The results were similar when the researchers compared PV-informed screening with recommendations based on the clinical model alone, showing that the addition of polygenic risk did not substantially close the gap.
What the Results Mean
The key message is that pathogenic variant testing identifies a different group of women than clinical risk models and polygenic risk scores do.
This matters for several reasons. First, women with high-penetrance variants may need earlier and more intensive surveillance to detect breast cancer at a curable stage. Second, if a risk model misses these women, they may be placed on routine screening pathways that are not appropriate for their inherited risk. Third, relying only on clinical features and polygenic risk could give a false sense of reassurance.
The study suggests that population-based PV testing may add unique value in risk-based screening programs. In other words, genetic testing for actionable breast cancer genes may uncover women who would not be recognized as high risk by other methods.
Clinical Implications
These findings support the idea that screening programs should consider including population-based pathogenic variant testing, especially when the goal is to personalize breast cancer screening and prevention.
For women with high-penetrance variants, high-risk screening often includes annual breast MRI and mammography, sometimes alternating every six months. For moderate-risk genes, management may vary depending on the exact gene, age, family history, and local guidelines. Women with CHEK2 variants may also benefit from tailored surveillance, although risk and recommendations can differ by variant type and family context.

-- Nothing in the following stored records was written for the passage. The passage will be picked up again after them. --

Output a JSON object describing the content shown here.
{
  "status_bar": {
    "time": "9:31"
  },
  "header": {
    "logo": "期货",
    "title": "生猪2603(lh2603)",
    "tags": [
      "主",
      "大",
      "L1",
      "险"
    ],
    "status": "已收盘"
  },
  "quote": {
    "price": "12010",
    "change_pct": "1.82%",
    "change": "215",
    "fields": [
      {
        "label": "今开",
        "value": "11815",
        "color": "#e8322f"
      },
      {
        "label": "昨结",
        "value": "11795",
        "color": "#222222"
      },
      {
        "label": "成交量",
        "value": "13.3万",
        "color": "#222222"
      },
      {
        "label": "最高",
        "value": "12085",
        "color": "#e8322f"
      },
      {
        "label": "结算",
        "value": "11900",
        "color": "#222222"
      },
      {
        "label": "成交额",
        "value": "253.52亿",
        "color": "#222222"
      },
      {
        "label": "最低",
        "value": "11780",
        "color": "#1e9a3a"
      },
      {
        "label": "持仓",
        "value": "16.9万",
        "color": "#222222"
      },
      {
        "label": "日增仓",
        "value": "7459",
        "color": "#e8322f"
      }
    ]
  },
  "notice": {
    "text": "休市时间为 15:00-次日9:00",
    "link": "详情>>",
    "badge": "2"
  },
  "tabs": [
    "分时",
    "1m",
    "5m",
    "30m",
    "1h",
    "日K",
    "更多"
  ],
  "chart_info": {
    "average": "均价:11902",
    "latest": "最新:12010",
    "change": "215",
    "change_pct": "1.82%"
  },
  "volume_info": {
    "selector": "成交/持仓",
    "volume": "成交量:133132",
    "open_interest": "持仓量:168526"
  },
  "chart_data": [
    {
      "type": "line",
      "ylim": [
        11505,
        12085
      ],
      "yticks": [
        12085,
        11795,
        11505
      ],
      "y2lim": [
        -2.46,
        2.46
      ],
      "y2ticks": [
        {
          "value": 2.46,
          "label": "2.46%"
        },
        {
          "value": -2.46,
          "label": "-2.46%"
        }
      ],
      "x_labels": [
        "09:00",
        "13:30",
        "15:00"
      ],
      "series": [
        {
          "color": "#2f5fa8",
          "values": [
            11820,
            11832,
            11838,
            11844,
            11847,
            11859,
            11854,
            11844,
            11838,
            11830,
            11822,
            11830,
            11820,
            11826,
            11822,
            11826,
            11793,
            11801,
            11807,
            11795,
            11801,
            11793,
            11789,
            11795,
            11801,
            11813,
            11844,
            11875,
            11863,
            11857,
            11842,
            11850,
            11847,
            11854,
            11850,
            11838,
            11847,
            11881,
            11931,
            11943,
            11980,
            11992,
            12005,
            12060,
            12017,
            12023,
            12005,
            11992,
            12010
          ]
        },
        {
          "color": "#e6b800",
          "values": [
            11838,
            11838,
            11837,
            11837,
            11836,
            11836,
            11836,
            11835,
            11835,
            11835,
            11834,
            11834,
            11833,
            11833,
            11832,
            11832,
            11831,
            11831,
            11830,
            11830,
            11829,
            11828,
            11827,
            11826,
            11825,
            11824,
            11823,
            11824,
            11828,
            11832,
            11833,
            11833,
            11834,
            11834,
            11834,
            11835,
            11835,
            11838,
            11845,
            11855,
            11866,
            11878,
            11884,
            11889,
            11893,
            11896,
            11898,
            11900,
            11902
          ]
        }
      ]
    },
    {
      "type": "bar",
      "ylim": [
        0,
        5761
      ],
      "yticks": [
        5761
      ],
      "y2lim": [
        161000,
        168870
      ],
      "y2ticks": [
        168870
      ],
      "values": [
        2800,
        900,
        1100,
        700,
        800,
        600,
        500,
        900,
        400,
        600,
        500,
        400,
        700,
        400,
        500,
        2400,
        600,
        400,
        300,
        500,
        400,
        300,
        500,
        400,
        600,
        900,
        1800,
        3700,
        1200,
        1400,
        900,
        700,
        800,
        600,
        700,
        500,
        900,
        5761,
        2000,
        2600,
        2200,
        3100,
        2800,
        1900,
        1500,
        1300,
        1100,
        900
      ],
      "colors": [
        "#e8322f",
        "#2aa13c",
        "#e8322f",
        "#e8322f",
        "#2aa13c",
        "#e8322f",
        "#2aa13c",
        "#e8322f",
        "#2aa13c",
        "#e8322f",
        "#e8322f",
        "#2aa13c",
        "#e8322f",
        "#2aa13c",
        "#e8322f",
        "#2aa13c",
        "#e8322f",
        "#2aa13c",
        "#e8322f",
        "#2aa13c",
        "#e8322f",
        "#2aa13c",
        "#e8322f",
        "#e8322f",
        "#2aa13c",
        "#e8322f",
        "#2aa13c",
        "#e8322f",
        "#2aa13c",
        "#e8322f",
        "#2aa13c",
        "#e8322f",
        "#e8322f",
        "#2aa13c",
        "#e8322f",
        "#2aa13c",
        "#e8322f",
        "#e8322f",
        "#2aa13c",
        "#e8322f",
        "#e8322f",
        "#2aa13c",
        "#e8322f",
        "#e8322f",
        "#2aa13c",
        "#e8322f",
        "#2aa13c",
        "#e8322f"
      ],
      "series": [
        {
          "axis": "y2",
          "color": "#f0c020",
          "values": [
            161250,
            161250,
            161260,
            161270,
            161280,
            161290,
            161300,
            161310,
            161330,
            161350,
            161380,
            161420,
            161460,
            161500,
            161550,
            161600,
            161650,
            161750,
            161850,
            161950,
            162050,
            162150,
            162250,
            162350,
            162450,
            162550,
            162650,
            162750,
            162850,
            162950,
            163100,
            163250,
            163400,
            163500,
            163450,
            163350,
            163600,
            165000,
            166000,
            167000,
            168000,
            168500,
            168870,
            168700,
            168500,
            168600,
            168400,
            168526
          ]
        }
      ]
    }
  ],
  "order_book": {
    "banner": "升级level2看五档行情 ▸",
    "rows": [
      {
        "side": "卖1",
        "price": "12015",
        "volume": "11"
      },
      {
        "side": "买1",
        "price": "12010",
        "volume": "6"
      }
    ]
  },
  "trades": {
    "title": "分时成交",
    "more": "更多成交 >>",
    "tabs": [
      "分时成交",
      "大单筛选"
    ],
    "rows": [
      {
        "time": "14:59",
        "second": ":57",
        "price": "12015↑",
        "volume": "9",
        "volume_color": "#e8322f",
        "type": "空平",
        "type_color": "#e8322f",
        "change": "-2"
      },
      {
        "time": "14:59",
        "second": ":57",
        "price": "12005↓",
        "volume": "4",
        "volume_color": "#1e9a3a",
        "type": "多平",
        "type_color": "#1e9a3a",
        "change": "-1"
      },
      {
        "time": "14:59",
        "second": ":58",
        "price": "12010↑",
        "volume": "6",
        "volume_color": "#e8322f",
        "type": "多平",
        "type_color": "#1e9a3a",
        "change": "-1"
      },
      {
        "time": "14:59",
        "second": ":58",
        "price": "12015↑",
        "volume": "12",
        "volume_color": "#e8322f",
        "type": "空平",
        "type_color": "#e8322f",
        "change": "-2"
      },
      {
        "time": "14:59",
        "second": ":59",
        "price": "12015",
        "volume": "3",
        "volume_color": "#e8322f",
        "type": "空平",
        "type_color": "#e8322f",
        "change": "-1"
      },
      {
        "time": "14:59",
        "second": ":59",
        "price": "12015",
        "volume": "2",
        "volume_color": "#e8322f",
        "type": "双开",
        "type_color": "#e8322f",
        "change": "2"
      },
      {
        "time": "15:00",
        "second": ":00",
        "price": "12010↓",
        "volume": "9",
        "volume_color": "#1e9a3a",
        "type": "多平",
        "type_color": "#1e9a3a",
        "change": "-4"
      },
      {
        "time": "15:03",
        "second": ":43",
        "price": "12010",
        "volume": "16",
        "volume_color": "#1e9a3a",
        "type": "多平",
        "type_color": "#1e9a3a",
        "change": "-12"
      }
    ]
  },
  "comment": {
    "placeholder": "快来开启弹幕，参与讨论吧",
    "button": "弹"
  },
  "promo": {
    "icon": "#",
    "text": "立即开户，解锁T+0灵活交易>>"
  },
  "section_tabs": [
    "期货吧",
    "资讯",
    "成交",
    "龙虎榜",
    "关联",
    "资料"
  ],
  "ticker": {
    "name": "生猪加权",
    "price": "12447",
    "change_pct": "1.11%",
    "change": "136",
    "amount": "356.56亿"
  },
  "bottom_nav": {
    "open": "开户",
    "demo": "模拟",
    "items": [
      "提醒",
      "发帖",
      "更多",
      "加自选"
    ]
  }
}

The study does not mean that clinical risk models are unhelpful. On the contrary, they remain important tools for many women, especially when genetic testing is unavailable or negative. But the findings show that clinical models and polygenic scores alone are not enough to identify all women who carry clinically important pathogenic variants.
Strengths and Limitations
A major strength of the study is that it comes from a large, national trial with real-world screening data. It directly compares actual PV-informed decisions with what would have happened under risk-model-based strategies.
There are also limitations. This was a retrospective secondary analysis, so it was not originally designed to answer every question about screening outcomes. The study focused on women who already had a pathogenic variant and were enrolled in a specific trial population, which may limit generalizability. In addition, a screening recommendation is not the same as a final clinical outcome; whether a woman actually benefits depends on access, adherence, and follow-up care.
Polygenic risk scores are also still evolving. Their performance can vary by ancestry and by the populations used to develop the score. That means the results may not apply equally across all racial and ethnic groups.
Bottom Line
In this study, most women carrying pathogenic variants in breast cancer genes would not have been recommended for high-risk screening based on clinical risk alone or clinical risk plus polygenic risk score. Population-based pathogenic variant testing therefore appears to identify additional high-risk women who might otherwise be missed.
For risk-based breast cancer screening to work well, it may need to combine clinical tools, family history, and genetic testing rather than rely on any single method. This approach could improve the precision of screening and help ensure that women at the highest inherited risk receive appropriate care.
Study Details
Trial registration: ClinicalTrials.gov Identifier NCT02620852.
Published in JAMA Oncology on 2026-05-31.
Citation: Shieh Y, Heise RS, Madlensky L, Sabacan LP, Soto IA, Fiscalini AS, Ross K, Goodman D, Blanco A, Brain S, Heditsian DM, Moya J, Fergus KB, Olopade OI, Scheuner MT, Eklund M, Ziv E, Tice JA, van ’t Veer L, Esserman LJ, and collaborators from the Athena Breast Health Network and the WISDOM Study.